GOVERNABILIDADE
Atributo das sociedades que podem ser consideradas como sendo mais ou menos governáveis. Nas primeiras, o Estado é uma instituição que, no exercício de suas funções governamentais, exibe um grau de eficácia superior àquele observado naquelas circunstâncias em que a instituição estatal procura afirmar-se em um contexto marcado pela existência de uma sociedade menos governável. Assim, a problemática dos graus de governabilidade das sociedades remete às condições sistêmicas de exercício do poder político do Estado, envolvendo a consideração das capacidades das instituições e atores governamentais e das demandas (distribuição de bens e serviços; produção de normas; direitos de participação; etc.) e apoios (recolhimento de tributos; aquiescência às normas; participação política; etc.) provenientes das instituições e atores do sistema político em geral.
Em uma concepção sistêmica, as instituições governamentais devem processar e converter diferentes tipos de insumos (demandas e apoios) em decisões políticas, sendo que, como parte integrante do sistema político, as instituições governamentais são influenciadas por e influenciam outras instituições e atores políticos.
O aspecto central da questão da governabilidade em nossas sociedades diz respeito a uma análise das articulações entre Estado e sociedade que contemple a operação das instituições estatais de maneira que o Estado seja visto não apenas como um instrumento de produção de decisões e realização de certos fins, mas também uma arena no âmbito da qual diferentes atores pugnam por representação em suas instâncias decisórias visando o atendimento de seus interesses.
A questão da governabilidade envolve então, por um lado, o fortalecimento das capacidades estatais, buscando-se o aperfeiçoamento das instituições governamentais capaz de permitir-lhes que persigam e atinjam a realização de determinados fins. Por outro lado, no contexto de sociedades democráticas, cabe reconhecer no Estado uma instituição na qual estejam representados diferentes interesses que participam dos processos de fixação dos fins da ação do Estado por meio de procedimentos percebidos como legítimos pelo maior número possível de portadores de diferentes interesses.

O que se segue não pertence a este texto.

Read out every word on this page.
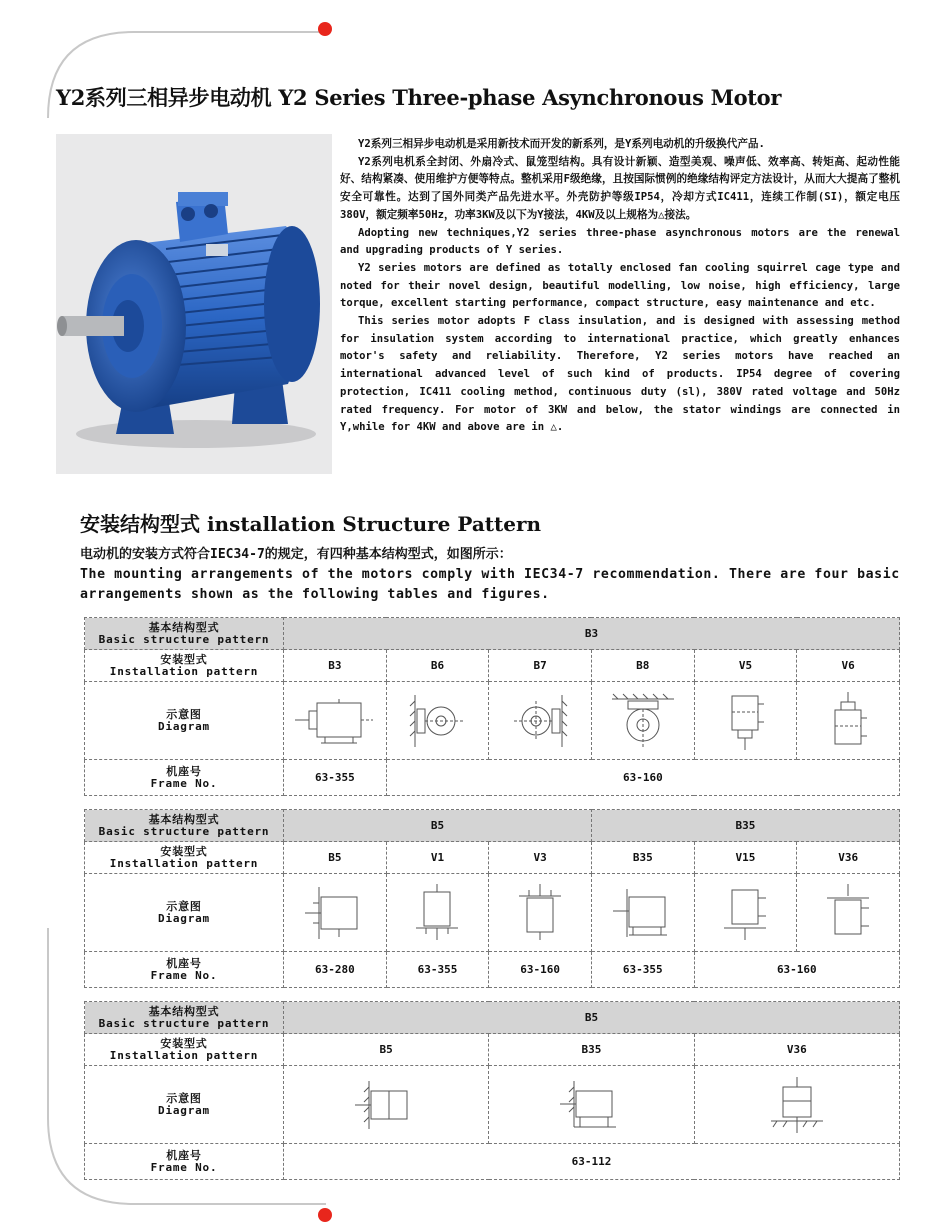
Y2系列三相异步电动机 Y2 Series Three-phase Asynchronous Motor

Y2系列三相异步电动机是采用新技术而开发的新系列，是Y系列电动机的升级换代产品.

Y2系列电机系全封闭、外扇冷式、鼠笼型结构。具有设计新颖、造型美观、噪声低、效率高、转矩高、起动性能好、结构紧凑、使用维护方便等特点。整机采用F级绝缘，且按国际惯例的绝缘结构评定方法设计，从而大大提高了整机安全可靠性。达到了国外同类产品先进水平。外壳防护等级IP54，冷却方式IC411，连续工作制(SI)，额定电压380V，额定频率50Hz，功率3KW及以下为Y接法，4KW及以上规格为△接法。

Adopting new techniques,Y2 series three-phase asynchronous motors are the renewal and upgrading products of Y series.

Y2 series motors are defined as totally enclosed fan cooling squirrel cage type and noted for their novel design, beautiful modelling, low noise, high efficiency, large torque, excellent starting performance, compact structure, easy maintenance and etc.

This series motor adopts F class insulation, and is designed with assessing method for insulation system according to international practice, which greatly enhances motor's safety and reliability. Therefore, Y2 series motors have reached an international advanced level of such kind of products. IP54 degree of covering protection, IC411 cooling method, continuous duty (sl), 380V rated voltage and 50Hz rated frequency. For motor of 3KW and below, the stator windings are connected in Y,while for 4KW and above are in △.

安装结构型式 installation Structure Pattern
电动机的安装方式符合IEC34-7的规定，有四种基本结构型式，如图所示：
The mounting arrangements of the motors comply with IEC34-7 recommendation. There are four basic arrangements shown as the following tables and figures.
基本结构型式
Basic structure pattern	B3					

安装型式
Installation pattern	B3	B6	B7	B8	V5	V6

示意图
Diagram

机座号
Frame No.	63-355	63-160				
基本结构型式
Basic structure pattern	B5			B35		

安装型式
Installation pattern	B5	V1	V3	B35	V15	V36

示意图
Diagram

机座号
Frame No.	63-280	63-355	63-160	63-355	63-160	
基本结构型式
Basic structure pattern	B5		

安装型式
Installation pattern	B5	B35	V36

示意图
Diagram

机座号
Frame No.	63-112		
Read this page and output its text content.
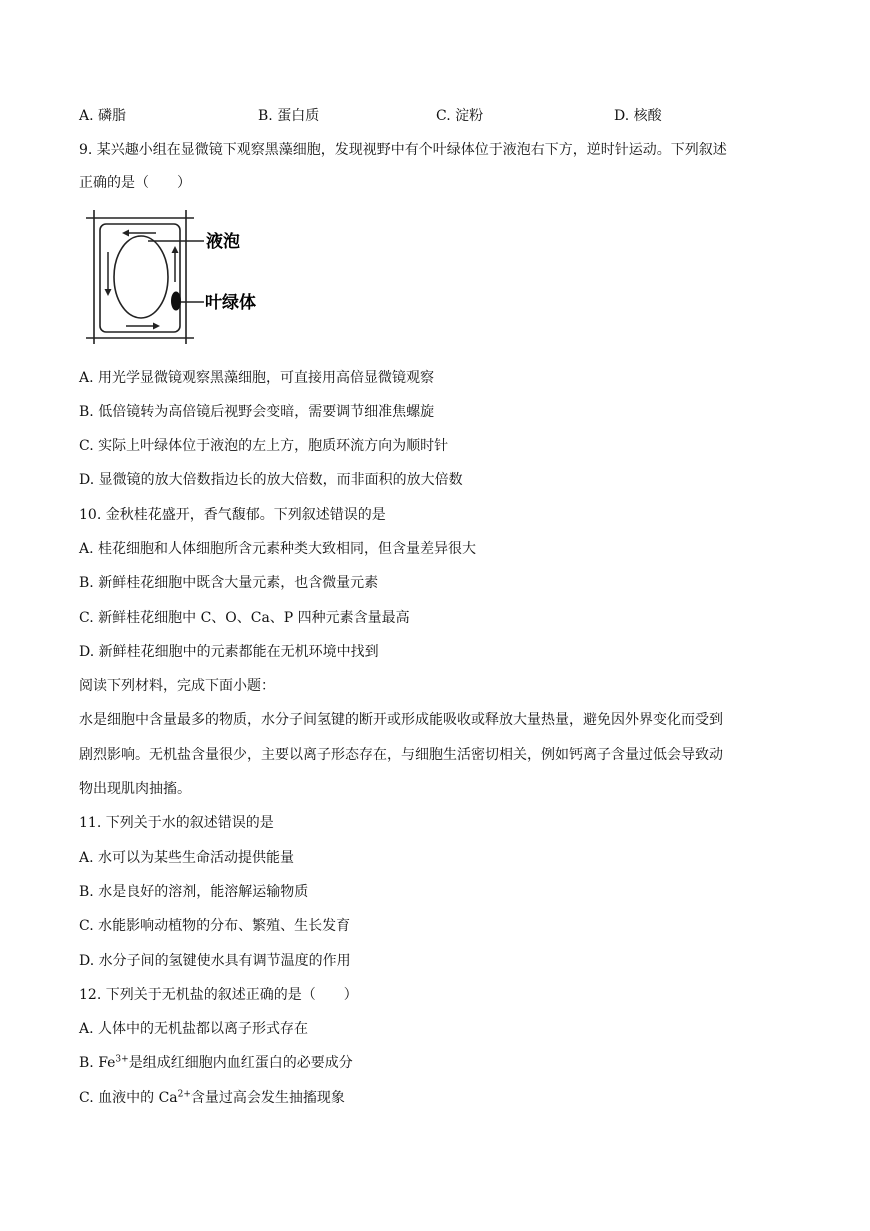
A. 磷脂	B. 蛋白质	C. 淀粉	D. 核酸
9. 某兴趣小组在显微镜下观察黑藻细胞，发现视野中有个叶绿体位于液泡右下方，逆时针运动。下列叙述
正确的是（　　）
液泡
叶绿体
A. 用光学显微镜观察黑藻细胞，可直接用高倍显微镜观察
B. 低倍镜转为高倍镜后视野会变暗，需要调节细准焦螺旋
C. 实际上叶绿体位于液泡的左上方，胞质环流方向为顺时针
D. 显微镜的放大倍数指边长的放大倍数，而非面积的放大倍数
10. 金秋桂花盛开，香气馥郁。下列叙述错误的是
A. 桂花细胞和人体细胞所含元素种类大致相同，但含量差异很大
B. 新鲜桂花细胞中既含大量元素，也含微量元素
C. 新鲜桂花细胞中 C、O、Ca、P 四种元素含量最高
D. 新鲜桂花细胞中的元素都能在无机环境中找到
阅读下列材料，完成下面小题：
水是细胞中含量最多的物质，水分子间氢键的断开或形成能吸收或释放大量热量，避免因外界变化而受到
剧烈影响。无机盐含量很少，主要以离子形态存在，与细胞生活密切相关，例如钙离子含量过低会导致动
物出现肌肉抽搐。
11. 下列关于水的叙述错误的是
A. 水可以为某些生命活动提供能量
B. 水是良好的溶剂，能溶解运输物质
C. 水能影响动植物的分布、繁殖、生长发育
D. 水分子间的氢键使水具有调节温度的作用
12. 下列关于无机盐的叙述正确的是（　　）
A. 人体中的无机盐都以离子形式存在
B. $Fe^{3+}$是组成红细胞内血红蛋白的必要成分
C. 血液中的 $Ca^{2+}$含量过高会发生抽搐现象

Daí poder-se afirmar que serão mais governáveis aquelas sociedades nas quais as instituições governamentais estejam mais bem aparelhadas para promover a conversão de demandas e apoios em decisões que contemplem o maior número possível daqueles interesses personificados pelos diferentes atores políticos.

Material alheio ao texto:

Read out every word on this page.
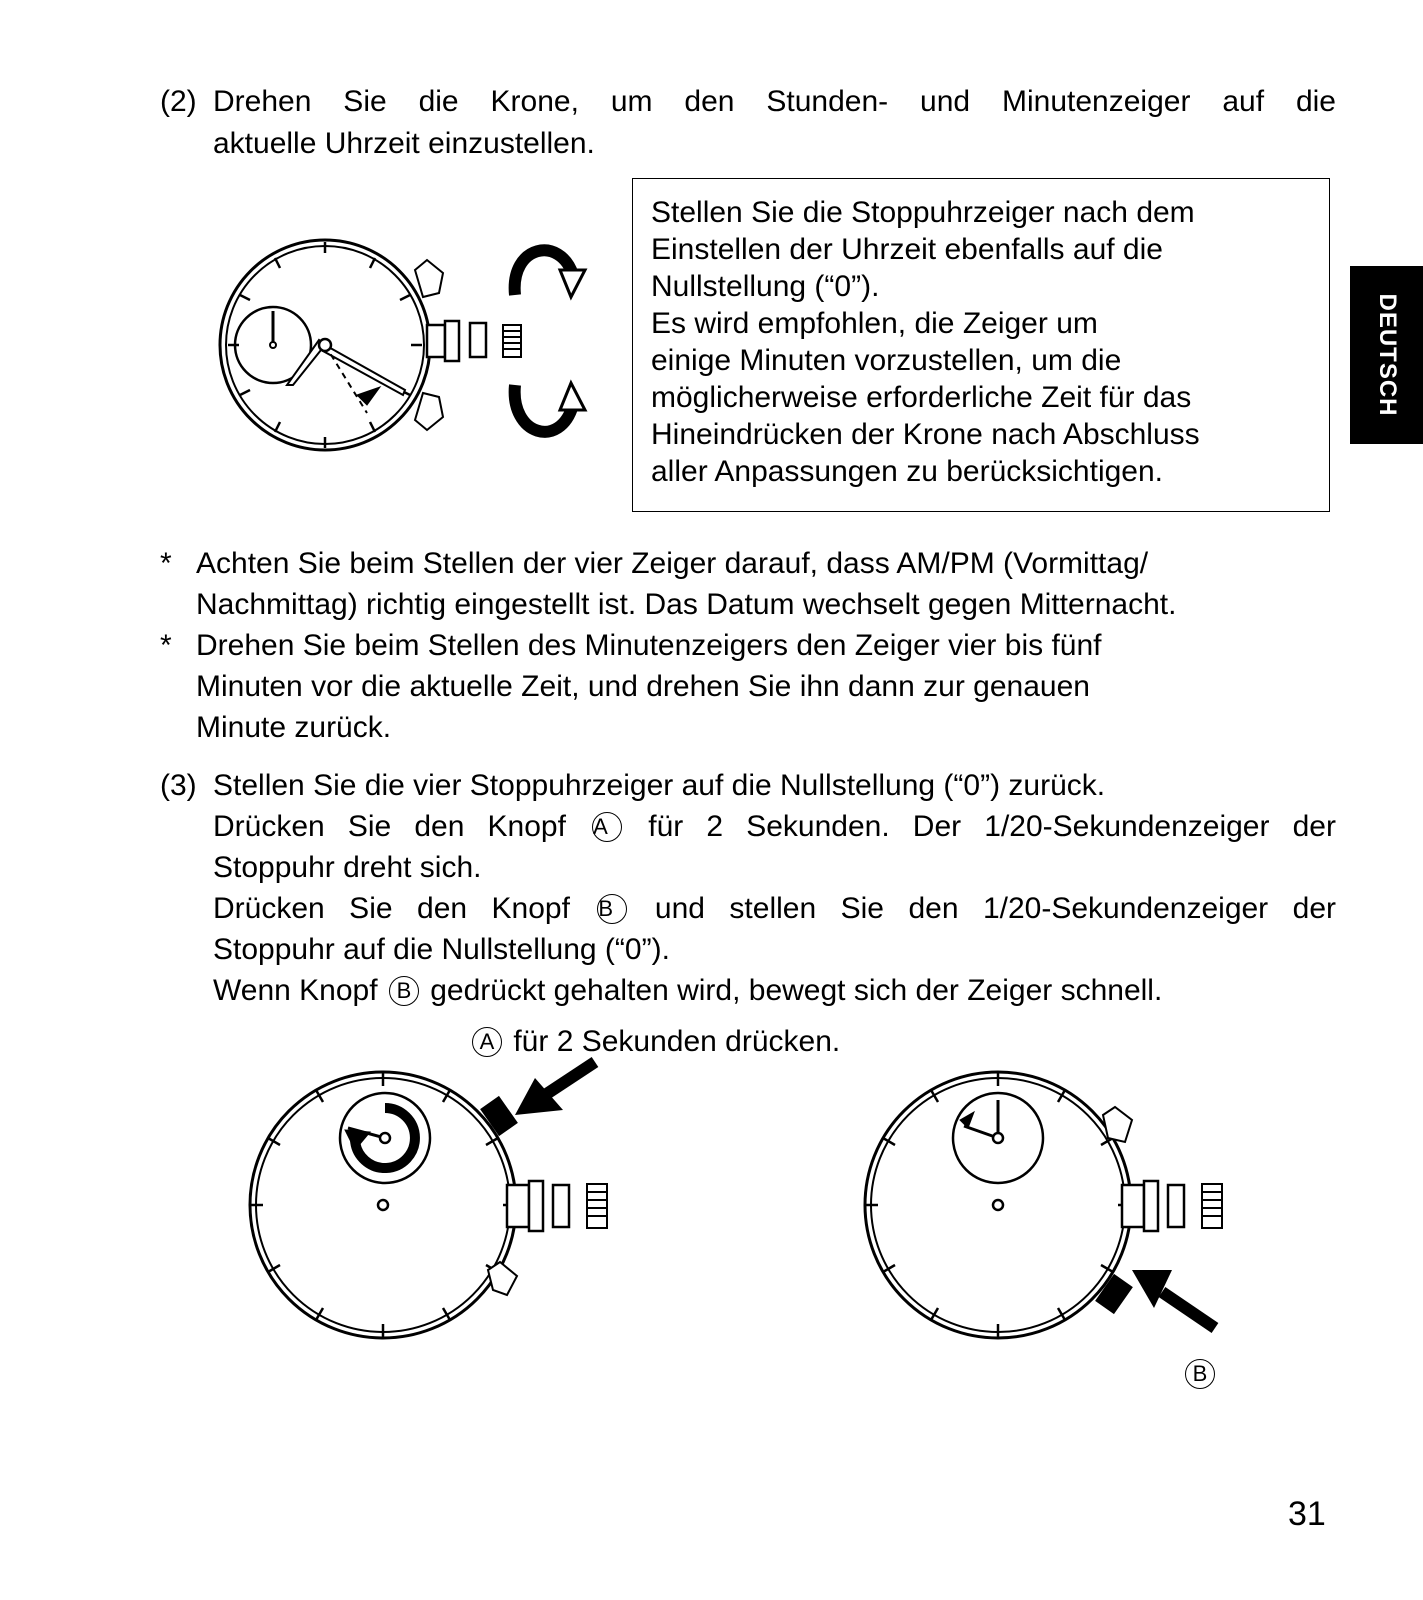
(2) Drehen Sie die Krone, um den Stunden- und Minutenzeiger auf die
aktuelle Uhrzeit einzustellen.
Stellen Sie die Stoppuhrzeiger nach dem
Einstellen der Uhrzeit ebenfalls auf die
Nullstellung (“0”).
Es wird empfohlen, die Zeiger um
einige Minuten vorzustellen, um die
möglicherweise erforderliche Zeit für das
Hineindrücken der Krone nach Abschluss
aller Anpassungen zu berücksichtigen.
DEUTSCH
* Achten Sie beim Stellen der vier Zeiger darauf, dass AM/PM (Vormittag/
Nachmittag) richtig eingestellt ist. Das Datum wechselt gegen Mitternacht.
* Drehen Sie beim Stellen des Minutenzeigers den Zeiger vier bis fünf
Minuten vor die aktuelle Zeit, und drehen Sie ihn dann zur genauen
Minute zurück.
(3) Stellen Sie die vier Stoppuhrzeiger auf die Nullstellung (“0”) zurück.
Drücken Sie den Knopf A für 2 Sekunden. Der 1/20-Sekundenzeiger der
Stoppuhr dreht sich.
Drücken Sie den Knopf B und stellen Sie den 1/20-Sekundenzeiger der
Stoppuhr auf die Nullstellung (“0”).
Wenn Knopf B gedrückt gehalten wird, bewegt sich der Zeiger schnell.
A für 2 Sekunden drücken.
B
31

O marco inicial da emergência do tema da governabilidade dos sistemas democráticos foi uma mudança conservadora nos anos 1960 que abalou o otimismo que permeava a literatura sobre modernização e desenvolvimento político no tocante a uma suposta associação entre os fenômenos do desenvolvimento econômico e da construção de instituições democráticas. Diagnosticada uma crise da democracia tanto nos países industrializados quanto nos países periféricos, o foco das preocupações de diversos analistas políticos desloca-se da problemática da construção de sistemas democráticos para a busca da estabilidade política ou da governabilidade dos sistemas políticos. Diante de uma sobrecarga do Estado provocada pela saturação da agenda pública por uma inflação de demandas provenientes da sociedade, a superação do baixo rendimento dos sistemas democráticos implicaria na adoção de medidas de contenção daquelas demandas consideradas excessivas, vocalizadas por certos atores políticos, e de restrição da intervenção governamental em certas áreas de políticas.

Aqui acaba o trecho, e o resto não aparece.